Acclimation
It's all in how you frame it, isn't it? Your perspective? How you choose to look at things, your focus, the way you take the good with the bad? Permit the bad to simmer until it all burns away?
This was, for me, the first time in a long time that I gave myself over to the bad and wow, what a ride. I allowed the emotions to suck me under and stay there as I felt necessary, holding back on the urge to seek the surface prematurely. Along the way, there have been multiple instances of assistance without the assistor knowing how critically important their actions were to me. For example, the song at the end of water aerobics includes the lyrics, "I've got a new lease on life." A couple of my friends in the pool nudged me when that refrain played. "That's you," one said. "You literally have a new lease on life."
Yoga pushed me out of my head onto the mat, providing a flossing that not only stretched muscles sore from the physical task of moving, but the mental miasma of negativity as well. A subbing instructor brought a serendipity with her teaching. She read a meditation from psychologist Tara Brach about RAIN: A Practice of Radical Compassion.
Recognize what is happening.
Allow the experience to be there, just as it is.
Investigate with interest and care.
Nurture with self-compassion.
The fruit of RAIN is realizing that you are no longer imprisoned in or identified with any limiting sense of self. Give yourself the gift of becoming familiar with the truth and natural freedom of your being; it is mysterious and precious!
That nearly knocked me, senseless, off my mat. Just what I needed. Exactly what I was, feebly but persistently, attempting to do. The meditation reached me where I was and didn't ask me to do anything other than be there. I had been traveling in that direction all along. Here was the destination. Be there, just as it is. Investigate it, rather than permitting it to happen to me, with interest and care. And then give yourself a frickin' break. Quit pushing. If you investigate with interest and care, have faith nature will ease you forward.
The move has taken a lot out of me--admitting same, that's the nurture with self-compassion. My brain felt as if it was on a constant rinse and repeat cycle, siphoning off what I didn't need, simultaneously reaching deep to nurture what what will best serve me.
There've been any number of small mercies over the past 2 1/2 weeks. Emptying the boxes. Hanging pictures on the wall. Laughing at where Benny has found his space in the apartment (in the guest bedroom closet). Cooking with the herbs from the planter on the balcony.
Followed by, a series of realizations.
I like it here, in the apartment. As mentioned, it's bright, light, airy. Spacious. The design includes a small foyer, then hallway until you walk into the 'great room' of the apartment, so you don't dump into the living space the moment you open the front door. There's an in-unit laundry room with a full size washer and dryer and sink. Yes, we are filling two storage units and I'll admit to missing my 'stuff' but there is better than sufficient storage in the apartment. And since we are the first occupants, everything is brand new. Toward the front end of our marriage, we lived in a new build townhouse for a couple years, but otherwise our residences have been more mature, shall we say, a major attraction being the fully grown landscaping around the premises. Across the street from the apartment building are tall, large trees, providing the feeling of being established rather than plunked down in the middle of a cornfield. When and if we buy, that will remain a top priority for us.

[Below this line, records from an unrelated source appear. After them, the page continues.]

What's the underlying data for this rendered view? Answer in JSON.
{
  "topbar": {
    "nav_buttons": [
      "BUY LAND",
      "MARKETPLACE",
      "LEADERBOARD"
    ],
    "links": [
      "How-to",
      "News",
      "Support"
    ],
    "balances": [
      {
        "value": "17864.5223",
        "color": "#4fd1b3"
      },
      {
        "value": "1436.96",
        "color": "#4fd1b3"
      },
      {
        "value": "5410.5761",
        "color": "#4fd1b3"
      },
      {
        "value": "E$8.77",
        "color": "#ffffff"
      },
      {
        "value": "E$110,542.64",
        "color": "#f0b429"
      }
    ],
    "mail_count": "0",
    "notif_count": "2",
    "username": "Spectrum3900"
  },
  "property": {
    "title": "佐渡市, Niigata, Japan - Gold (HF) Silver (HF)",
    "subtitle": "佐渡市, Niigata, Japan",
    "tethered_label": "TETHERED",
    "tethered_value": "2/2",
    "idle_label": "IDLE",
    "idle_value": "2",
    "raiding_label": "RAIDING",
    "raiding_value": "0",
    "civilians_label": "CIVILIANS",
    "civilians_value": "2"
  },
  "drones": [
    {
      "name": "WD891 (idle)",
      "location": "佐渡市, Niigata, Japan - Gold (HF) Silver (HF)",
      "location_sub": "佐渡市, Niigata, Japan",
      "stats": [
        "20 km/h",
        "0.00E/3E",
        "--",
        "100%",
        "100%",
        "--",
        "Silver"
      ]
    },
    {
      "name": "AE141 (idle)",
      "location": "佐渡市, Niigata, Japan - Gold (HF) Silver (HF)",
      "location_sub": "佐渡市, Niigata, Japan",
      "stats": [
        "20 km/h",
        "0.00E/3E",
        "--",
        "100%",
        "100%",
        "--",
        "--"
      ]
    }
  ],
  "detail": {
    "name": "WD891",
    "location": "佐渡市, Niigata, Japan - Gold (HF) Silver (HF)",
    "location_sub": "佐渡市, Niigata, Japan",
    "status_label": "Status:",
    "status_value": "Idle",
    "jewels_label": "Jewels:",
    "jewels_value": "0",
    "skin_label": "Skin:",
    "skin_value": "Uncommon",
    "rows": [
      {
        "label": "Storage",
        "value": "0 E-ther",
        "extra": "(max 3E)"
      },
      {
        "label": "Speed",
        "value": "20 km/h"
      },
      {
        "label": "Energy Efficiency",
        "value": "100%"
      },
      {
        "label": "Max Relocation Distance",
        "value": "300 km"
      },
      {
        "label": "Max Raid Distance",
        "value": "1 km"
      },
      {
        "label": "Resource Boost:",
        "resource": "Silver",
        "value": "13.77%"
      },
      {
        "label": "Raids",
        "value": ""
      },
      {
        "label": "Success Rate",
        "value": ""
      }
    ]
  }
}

In the meantime, kudos to the architect of our apartment. When we're in the same room or space, we don't bump into each other. After being together for nearly 50 years, that's a definite bonus.
There's the garden at Biddy and Darin's, and I can not reiterate enough what a game changer, soul saver digging in the dirt, planting and seeing the garden explode into what I anticipate will be an exceptionally fruitful harvest continues to be for me. After working in the garden, I can bring my soiled self home to what feels like a vacation home and if I'm so inclined, rinse off and head down to the pool. As Dan might say, not too shabby.
In short, I do feel as if I'm home. Such a small word; such a mammoth feeling.